Il presente studio è registrato presso ecc. ecc.
Risultati
Fra il 18 marzo e il 4 maggio 2021, 204 scuole sono state sottoposte alla procedura di consenso, nel corso della quale tre hanno deciso di non proseguire. 201 scuole sono state assegnate in maniera randomica ai due gruppi (99 al gruppo di controllo, 102 al gruppo di intervento) nello studio di dieci settimante, dal 19 aprile al 10 meggio 2021, che è proseguito finto alla data di termine prestabilita del 27 giugno 2021. 76 scuole del gruppo di controllo e 86 scuole del gruppo di intervento hanno partecipato attivamente; ulteriori dati a livello nazionale hanno consentito di includere nell’analisi dei risultati co-primari la maggior parte delle scuole non partecipanti. 2432 contatti su 5763 del gruppo di intervento (42,4%) ha preso parte ai test giornalieri. Sono stati riscontrati 657 casi sintomatici confermati con PCR nel corso dei 7 782 537 giorni a rischio (59,1 per 100 000 per settimana) nel gruppo di controllo e 740 nel corso dei 8 379 749 giorni a rischio (61,8 per 100 000 per settimana) nel gruppo di intervento (intention-to-treat adjusted incidence rate ratio [aIRR] 0·96 [95% CI 0·75–1·22]; p=0·72; CACE aIRR 0·86 [0·55–1·34]).

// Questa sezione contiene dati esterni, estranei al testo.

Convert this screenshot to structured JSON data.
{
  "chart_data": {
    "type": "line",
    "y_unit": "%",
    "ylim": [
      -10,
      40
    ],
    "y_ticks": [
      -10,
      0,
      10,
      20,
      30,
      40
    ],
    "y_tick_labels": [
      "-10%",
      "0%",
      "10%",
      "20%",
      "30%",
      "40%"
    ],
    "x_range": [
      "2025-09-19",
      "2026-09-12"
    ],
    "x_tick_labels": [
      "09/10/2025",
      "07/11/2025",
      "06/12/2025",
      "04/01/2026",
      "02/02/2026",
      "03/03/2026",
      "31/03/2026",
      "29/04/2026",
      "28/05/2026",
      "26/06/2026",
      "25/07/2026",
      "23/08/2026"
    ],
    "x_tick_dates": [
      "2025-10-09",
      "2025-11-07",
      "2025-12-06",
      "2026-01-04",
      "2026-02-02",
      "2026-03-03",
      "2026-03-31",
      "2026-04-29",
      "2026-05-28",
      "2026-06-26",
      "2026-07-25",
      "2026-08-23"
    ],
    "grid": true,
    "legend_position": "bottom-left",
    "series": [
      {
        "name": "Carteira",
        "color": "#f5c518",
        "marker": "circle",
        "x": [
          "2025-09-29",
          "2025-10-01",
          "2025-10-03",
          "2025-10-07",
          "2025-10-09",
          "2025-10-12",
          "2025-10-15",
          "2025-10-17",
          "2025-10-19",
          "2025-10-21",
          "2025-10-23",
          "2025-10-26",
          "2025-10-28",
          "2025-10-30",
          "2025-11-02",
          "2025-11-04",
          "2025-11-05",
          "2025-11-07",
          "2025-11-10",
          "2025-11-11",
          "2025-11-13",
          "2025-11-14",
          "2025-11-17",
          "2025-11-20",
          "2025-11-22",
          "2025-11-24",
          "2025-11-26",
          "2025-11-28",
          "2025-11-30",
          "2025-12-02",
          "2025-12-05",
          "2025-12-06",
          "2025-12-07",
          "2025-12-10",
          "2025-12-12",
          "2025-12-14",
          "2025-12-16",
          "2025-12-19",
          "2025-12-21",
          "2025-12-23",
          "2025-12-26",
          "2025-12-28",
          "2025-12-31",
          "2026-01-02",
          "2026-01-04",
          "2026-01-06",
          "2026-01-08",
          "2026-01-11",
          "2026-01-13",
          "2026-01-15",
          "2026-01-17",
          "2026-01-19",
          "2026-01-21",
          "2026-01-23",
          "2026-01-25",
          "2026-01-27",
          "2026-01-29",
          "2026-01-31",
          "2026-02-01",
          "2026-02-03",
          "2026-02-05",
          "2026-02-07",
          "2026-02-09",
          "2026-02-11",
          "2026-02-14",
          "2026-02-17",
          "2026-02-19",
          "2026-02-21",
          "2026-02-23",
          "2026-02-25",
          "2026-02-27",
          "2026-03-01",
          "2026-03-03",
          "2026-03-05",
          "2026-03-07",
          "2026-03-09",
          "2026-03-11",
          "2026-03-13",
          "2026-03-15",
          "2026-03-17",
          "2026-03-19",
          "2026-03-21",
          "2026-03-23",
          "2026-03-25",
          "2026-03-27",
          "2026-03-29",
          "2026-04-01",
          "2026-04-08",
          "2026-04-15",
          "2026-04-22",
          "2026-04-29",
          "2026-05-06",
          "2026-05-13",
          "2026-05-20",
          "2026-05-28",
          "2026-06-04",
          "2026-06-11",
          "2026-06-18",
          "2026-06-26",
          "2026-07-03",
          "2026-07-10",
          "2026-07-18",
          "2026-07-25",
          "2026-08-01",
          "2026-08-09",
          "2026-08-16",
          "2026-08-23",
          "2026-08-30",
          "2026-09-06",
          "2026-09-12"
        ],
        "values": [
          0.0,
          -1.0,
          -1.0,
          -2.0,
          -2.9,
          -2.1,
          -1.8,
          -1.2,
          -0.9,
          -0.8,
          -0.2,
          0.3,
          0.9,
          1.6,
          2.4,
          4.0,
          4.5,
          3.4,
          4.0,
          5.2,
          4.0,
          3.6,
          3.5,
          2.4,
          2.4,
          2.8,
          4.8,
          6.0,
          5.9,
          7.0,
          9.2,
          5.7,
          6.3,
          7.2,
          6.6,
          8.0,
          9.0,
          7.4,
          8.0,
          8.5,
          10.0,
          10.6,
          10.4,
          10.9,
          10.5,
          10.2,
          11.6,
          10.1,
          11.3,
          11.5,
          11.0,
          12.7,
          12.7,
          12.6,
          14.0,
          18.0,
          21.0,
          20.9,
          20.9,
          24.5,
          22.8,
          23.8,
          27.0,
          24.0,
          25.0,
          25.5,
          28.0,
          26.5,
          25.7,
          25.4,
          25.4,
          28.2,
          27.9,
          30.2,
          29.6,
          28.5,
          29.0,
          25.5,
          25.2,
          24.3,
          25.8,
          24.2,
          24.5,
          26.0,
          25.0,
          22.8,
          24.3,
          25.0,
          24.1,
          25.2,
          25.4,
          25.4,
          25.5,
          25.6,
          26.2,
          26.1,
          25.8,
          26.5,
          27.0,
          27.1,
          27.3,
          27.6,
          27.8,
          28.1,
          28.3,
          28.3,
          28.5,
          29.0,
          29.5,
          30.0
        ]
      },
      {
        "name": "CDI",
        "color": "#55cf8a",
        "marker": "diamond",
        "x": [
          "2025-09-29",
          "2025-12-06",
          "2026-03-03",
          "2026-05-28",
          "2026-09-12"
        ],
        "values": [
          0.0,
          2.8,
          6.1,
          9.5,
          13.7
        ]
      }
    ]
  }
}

Fra gli studenti e il personale scolastico sono stati registrate 59 422 assenze per COVID-19 (1,62%) nel corso di 3 659 017 giorni di presenza scolastica nel gruppo di controllo e 51 541 (1,34%) nel corso di 3 845 208 giorni di presenza scolastica nel gruppo di intervento (intention-to-treat aIRR 0·80 [95% CI 0·54–1·19]; p=0·27; CACE aIRR 0·61 [0·30–1·23]).
Interpretazione
Il sistema basato su test giornalieri dei contatti scolastici non si è mostrato inferiore all’auto-isolamento nel controllo della trasmissione di COVID-19, con percentuali analoghe di contagi sintomatici fra studenti e personale in entrambi gli approcci. Le percentuali di contagio nei contatti scolastici si sono rivelate basse, con pochissimi contatti scolastici risultati positivi. È opportuno prendere in considerazione l’implementazione di test giornalieri dei contatti come alternativa sicura all’auto-isolamento a casa in seguito a esposizione avvenuta a scuola.